Rick: Right. I mentioned that it's transient. I didn't mean to imply that it's pretty short. It does go away eventually and that's one of the definitions of delirium. The next step is does preventing delirium prevent subsequent dementia. We need to prove that.
Elizabeth: Finally, turning back to JAMA, can we do something about these multidrug-resistant organisms in hospitals and nursing homes?
Rick: These are bacteria that are oftentimes resistant to our typical antibiotics, and this become a big problem primarily in hospitals where as many as 15% of hospital patients may be colonized with these, but more importantly, as many as 40% to 65% of nursing home residents and 80% of individuals in long-term acute care hospitals may have colonization with these drug-resistant organisms.
Because individuals bounce back and forth between nursing homes and hospitals or hospitals to long-term care facilities, you can see how these can spread.
What the investigators of this particular study hypothesized is if we're going to address this, we need to address it in the network. They identified 35 healthcare facilities in Orange County, California, and decided to try to decolonize. What that means is they tried to put iodine solutions in the nose for 5 days every other week and also to use routine bathing with chlorhexidine-containing products. Did it in fact decrease both colonization and subsequently hospitalization with these drug-resistant organisms?
There was in fact between a 15% and 35% decrease in the prevalence of colonization across all these facilities, and more importantly about a 27% decreased incidence of hospitalization with these drug-resistant organisms, and the cost savings as well. This is a really robust study. In fact, this is so robust that when the results became available the state of California decided to do this in other facilities as well.
Elizabeth: We certainly are in dire need of things that are going to intervene in this transmission of multidrug-resistant organisms in these facilities, hospitals and long-term care facilities. To me, this sounds like a win-win.

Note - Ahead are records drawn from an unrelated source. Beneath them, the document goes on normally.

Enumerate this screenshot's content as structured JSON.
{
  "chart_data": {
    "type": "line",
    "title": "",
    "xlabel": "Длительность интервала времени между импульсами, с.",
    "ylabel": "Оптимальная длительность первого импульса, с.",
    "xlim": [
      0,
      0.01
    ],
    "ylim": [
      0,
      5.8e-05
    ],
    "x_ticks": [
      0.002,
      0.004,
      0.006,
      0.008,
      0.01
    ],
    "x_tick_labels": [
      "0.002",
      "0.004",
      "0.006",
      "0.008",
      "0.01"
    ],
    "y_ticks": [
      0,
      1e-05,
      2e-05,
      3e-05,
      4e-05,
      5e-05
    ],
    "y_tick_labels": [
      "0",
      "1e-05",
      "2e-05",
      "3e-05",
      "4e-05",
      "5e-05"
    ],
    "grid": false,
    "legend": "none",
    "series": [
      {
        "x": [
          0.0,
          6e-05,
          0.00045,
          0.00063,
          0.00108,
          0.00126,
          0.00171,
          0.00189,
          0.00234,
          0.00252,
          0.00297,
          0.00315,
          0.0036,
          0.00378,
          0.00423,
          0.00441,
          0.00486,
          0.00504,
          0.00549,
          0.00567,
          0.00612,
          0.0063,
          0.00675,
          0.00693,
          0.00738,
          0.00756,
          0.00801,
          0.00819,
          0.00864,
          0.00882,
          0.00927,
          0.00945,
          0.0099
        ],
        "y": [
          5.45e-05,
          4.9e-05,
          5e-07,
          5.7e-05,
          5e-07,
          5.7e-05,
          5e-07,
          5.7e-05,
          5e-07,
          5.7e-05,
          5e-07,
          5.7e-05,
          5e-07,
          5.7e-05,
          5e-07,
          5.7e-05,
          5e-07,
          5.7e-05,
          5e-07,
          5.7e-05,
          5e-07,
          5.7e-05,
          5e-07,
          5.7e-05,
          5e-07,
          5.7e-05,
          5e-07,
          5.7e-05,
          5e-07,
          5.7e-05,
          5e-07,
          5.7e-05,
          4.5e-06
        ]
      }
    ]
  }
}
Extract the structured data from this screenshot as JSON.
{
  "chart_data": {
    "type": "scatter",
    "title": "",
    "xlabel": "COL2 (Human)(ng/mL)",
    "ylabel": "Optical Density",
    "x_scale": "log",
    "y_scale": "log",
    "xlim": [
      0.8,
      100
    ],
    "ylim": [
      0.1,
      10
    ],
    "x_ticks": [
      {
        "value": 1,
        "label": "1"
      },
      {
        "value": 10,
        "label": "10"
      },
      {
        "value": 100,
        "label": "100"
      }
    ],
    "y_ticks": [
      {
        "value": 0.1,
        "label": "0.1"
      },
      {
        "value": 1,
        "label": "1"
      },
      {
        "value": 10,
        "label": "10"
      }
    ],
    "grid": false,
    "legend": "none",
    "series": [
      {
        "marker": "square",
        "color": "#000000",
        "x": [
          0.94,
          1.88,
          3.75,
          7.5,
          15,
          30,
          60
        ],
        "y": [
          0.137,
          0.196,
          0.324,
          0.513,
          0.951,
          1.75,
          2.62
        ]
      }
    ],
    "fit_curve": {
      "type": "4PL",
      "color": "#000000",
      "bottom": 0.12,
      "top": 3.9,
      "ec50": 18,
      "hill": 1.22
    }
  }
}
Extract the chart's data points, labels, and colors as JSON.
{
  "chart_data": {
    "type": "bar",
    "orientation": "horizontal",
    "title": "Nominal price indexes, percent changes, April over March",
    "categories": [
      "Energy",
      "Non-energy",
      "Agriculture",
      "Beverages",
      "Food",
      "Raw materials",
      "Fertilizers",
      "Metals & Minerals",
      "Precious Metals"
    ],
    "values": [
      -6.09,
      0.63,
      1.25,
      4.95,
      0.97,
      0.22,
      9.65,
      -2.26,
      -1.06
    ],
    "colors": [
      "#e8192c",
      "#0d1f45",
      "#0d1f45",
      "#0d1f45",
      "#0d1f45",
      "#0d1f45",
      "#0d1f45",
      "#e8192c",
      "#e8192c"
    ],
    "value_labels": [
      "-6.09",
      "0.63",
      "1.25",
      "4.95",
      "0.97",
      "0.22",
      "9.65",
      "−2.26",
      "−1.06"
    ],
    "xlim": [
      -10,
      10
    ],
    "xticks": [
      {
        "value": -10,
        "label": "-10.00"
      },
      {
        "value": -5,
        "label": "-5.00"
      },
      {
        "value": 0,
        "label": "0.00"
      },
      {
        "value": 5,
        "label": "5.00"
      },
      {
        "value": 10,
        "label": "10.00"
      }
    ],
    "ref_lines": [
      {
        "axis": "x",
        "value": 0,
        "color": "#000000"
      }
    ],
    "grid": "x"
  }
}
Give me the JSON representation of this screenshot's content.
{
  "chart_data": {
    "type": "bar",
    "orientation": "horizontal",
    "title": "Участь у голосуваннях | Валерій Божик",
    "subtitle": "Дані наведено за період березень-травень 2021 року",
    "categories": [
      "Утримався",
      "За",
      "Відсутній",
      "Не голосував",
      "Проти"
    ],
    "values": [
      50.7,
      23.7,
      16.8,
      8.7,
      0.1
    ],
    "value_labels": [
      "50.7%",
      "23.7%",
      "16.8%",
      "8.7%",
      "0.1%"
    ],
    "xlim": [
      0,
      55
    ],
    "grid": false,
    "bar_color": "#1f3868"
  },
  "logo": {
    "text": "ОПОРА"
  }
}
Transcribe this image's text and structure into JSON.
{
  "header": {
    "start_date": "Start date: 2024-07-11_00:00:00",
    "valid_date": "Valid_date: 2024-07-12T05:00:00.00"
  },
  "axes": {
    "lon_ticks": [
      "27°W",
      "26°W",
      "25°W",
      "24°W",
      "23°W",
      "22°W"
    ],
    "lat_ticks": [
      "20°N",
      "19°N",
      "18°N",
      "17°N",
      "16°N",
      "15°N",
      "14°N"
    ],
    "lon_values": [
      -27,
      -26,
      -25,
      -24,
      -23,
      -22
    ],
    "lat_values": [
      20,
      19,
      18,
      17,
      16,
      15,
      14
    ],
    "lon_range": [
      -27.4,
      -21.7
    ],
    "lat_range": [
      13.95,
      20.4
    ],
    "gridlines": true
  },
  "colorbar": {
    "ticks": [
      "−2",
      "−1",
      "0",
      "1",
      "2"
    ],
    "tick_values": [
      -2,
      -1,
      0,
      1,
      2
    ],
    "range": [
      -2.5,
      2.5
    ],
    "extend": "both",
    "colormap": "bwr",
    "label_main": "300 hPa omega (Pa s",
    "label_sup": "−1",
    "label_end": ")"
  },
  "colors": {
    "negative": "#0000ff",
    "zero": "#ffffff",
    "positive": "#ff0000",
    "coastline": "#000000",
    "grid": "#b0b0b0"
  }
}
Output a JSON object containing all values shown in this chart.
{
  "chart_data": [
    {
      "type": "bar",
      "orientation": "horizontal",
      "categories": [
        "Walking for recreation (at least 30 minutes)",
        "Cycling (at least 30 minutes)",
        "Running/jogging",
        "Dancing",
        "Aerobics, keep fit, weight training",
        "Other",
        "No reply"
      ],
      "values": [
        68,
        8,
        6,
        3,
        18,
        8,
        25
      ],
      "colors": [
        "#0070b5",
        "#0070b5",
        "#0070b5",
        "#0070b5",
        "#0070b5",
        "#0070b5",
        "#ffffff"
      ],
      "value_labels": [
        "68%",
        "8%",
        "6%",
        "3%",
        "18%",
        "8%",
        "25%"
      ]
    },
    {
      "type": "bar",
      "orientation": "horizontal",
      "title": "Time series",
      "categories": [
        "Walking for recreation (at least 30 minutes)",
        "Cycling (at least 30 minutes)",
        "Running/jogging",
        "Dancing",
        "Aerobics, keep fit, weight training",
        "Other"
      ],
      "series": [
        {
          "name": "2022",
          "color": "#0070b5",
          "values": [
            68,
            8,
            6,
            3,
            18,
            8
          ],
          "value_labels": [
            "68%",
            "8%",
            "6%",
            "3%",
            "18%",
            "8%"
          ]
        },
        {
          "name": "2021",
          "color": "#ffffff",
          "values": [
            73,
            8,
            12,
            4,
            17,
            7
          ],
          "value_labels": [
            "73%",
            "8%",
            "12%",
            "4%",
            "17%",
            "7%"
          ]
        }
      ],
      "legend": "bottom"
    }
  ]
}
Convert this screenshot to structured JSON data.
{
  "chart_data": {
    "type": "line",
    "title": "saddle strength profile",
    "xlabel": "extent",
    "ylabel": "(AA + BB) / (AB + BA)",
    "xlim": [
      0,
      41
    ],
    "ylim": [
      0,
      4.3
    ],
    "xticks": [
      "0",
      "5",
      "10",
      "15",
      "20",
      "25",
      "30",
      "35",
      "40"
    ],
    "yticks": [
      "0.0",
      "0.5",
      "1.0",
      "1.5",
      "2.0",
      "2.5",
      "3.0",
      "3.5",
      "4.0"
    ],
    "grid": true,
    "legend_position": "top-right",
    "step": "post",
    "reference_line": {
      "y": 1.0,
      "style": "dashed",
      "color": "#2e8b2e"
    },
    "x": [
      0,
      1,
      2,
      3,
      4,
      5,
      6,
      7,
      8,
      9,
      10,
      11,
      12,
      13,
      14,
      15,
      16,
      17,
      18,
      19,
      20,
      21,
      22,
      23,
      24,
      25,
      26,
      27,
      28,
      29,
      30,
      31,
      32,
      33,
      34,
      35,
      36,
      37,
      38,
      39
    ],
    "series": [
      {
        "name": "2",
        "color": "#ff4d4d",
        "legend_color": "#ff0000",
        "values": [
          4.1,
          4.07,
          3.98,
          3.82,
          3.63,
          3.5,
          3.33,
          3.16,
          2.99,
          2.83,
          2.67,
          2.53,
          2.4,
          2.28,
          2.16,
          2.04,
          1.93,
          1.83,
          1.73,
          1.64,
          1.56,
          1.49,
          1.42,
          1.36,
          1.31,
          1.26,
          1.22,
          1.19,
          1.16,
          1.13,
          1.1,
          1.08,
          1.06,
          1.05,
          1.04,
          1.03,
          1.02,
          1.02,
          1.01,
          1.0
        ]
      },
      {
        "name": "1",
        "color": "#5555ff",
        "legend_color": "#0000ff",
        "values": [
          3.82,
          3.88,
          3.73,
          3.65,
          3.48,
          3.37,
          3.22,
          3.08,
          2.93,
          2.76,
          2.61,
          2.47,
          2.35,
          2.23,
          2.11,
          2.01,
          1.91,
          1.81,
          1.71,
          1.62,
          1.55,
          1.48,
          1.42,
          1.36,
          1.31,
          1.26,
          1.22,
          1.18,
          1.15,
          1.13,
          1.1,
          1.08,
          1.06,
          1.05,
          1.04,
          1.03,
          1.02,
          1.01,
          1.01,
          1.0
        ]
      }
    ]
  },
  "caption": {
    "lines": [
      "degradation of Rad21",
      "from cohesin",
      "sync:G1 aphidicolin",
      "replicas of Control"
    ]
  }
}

Rick: It is. It's cost effective. We're not using antibiotics that actually increase resistance. It's simple. It's easy to train individuals to do this and it doesn't require routine surveillance. You apply it to everybody because it's so easy to do and you get significant results.
Now, the key to this, Elizabeth, was to identify networks -- where do these long-term health facilities and nursing homes admit their patients -- and make sure that you target those hospitals.
Elizabeth: I guess one other thing that we are definitely going to need to watch is what is the long-term consequence of applying these two particular agents to people's skin and to their intranasal passages. There was some data that emerged during COVID about the downsides of iodine-based washes for the nasal passages, so I'm wondering about that.
I'm also wondering about is that as people age, we know their skin becomes a good deal more sensitive to things and fragile. That's another question that I would wonder about over the long haul. Finally, I would say over the long haul, will this select for organisms that will be ultimately resistant to chlorhexidine and iodine?
Rick: Elizabeth, those are all valid points. In fact, the authors of the study listed those as limitations of this study and I suspect now that they have done this we'll be able to collect that data.
Elizabeth: Okay. On that note then, that's a look at this week's medical headlines from Texas Tech. I'm Elizabeth Tracey.
Rick: I'm Rick Lange. Y'all listen up and make healthy choices.